Dokter gigi yang kena aids Seorang dokter gigi meninggal dunia di jakarta, karena penyakit aids. ia
belajar, dan tinggal di jerman. diduga homoseks. kimberly bergalis meninggal
krn terkena hiv dari dokter gigi yg merawatnya |
KIMBERLEY Bergalis, 23 tahun, meninggal karena AIDS di Amerika Serikat, dua
pekan lalu. Ia terjangkit HIV dari dokter gigi yang merawatnya. Bersamaan
dengan berita ini, terdengar kabar seorang dokter gigi di Yogya tertular HIV.
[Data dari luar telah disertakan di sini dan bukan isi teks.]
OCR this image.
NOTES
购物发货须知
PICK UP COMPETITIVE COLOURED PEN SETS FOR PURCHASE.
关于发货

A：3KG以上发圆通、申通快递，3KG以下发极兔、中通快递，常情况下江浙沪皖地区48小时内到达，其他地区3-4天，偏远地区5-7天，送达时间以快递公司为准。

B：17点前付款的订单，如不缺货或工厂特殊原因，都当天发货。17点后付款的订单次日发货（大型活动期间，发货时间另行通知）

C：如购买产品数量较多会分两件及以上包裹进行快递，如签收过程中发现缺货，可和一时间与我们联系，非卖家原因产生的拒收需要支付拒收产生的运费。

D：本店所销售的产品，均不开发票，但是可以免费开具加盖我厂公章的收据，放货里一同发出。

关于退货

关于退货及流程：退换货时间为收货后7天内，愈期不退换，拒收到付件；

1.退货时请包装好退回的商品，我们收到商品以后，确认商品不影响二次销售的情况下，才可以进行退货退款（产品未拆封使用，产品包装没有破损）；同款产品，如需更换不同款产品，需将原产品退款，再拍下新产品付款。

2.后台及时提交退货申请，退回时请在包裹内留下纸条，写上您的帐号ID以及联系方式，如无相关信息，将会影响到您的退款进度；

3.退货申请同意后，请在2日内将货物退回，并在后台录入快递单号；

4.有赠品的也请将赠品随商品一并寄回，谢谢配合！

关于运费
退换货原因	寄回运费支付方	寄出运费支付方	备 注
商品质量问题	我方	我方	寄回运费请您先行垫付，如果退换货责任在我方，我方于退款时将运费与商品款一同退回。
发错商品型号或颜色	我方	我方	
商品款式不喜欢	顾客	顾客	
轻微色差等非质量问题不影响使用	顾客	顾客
Kepala Kantor Wilayah Departemen Kesehatan Yogyakarta, Dokter Rochyat
Soetarma, membantah keras berita itu. "Tak ada dokter gigi yang terjangkit HIV
di Yogya. Kalau ada, saya pasti diberi tahu," katanya kepada Faried Cahyono
dari TEMPO. Dijelaskan bahwa belum pernah dilakukan tes darah di kalangan
dokter gigi di Yogya.
Kasus dokter gigi yang kena AIDS itu memang ada. Bukan di Yogya, melainkan di
Jakarta. Warga negara Indonesia ini belajar, lulus, dan tinggal di Jerman. Ia
tak berpraktek di Jakarta. Juni lalu ia pulang dengan maksud mengunjungi
ibunya di sini.
Dalam kunjungan itu kondisinya memburuk. Ia dirawat di sebuah rumah sakit di
Jakarta. Data medis: di Jerman dokter berusia sekitar 30 tahun ini sudah
dirawat sebagai pasien AIDS.
Pemeriksaan menunjukkan adanya infeksi oportunistis. Selain radang paru-paru,
pneumosistis carnii, kuman alat pencernaan telah berkembang biak dan merusak
tubuh karena turunnya kekebalan. Dari pemeriksaan laboratoris terlihat bahwa
virus HIV sudah menyerang otak penderita. Ketika masuk perawatan, penderita
tak sadarkan diri. Harapan hidupnya tipis. Namun, para dokter tetap berusaha
memberikan antibiotik, infus nutrisi, dan obat AZT. Usaha ini berjalan satu
minggu, tapi pada bulan Juni itu penderita meninggal dunia.
Karena pasien dalam keadaan pingsan terus, para dokter tidak bisa melakukan
wawancara. Namun, dari penuturan kawan dekat yang mengantarnya, seorang pria
Jerman, ada kemungkinan, pasien itu seorang homoseks. Kawannya tahu bahwa
dokter gigi ini sudah lama mengidap HIV. Berdasarkan penuturan kawan tadi,
penularan HIV terjadi memang bukan di Indonesia.
Dokter gigi itu dimakamkan di Jakarta. Semua prosedur yang lazim telah
dilakukan oleh dokter yang merawatnya. Antara lain, mengirimkan data medis ke
rumah sakit di Jerman yang sebelumnya merawat si penderita itu.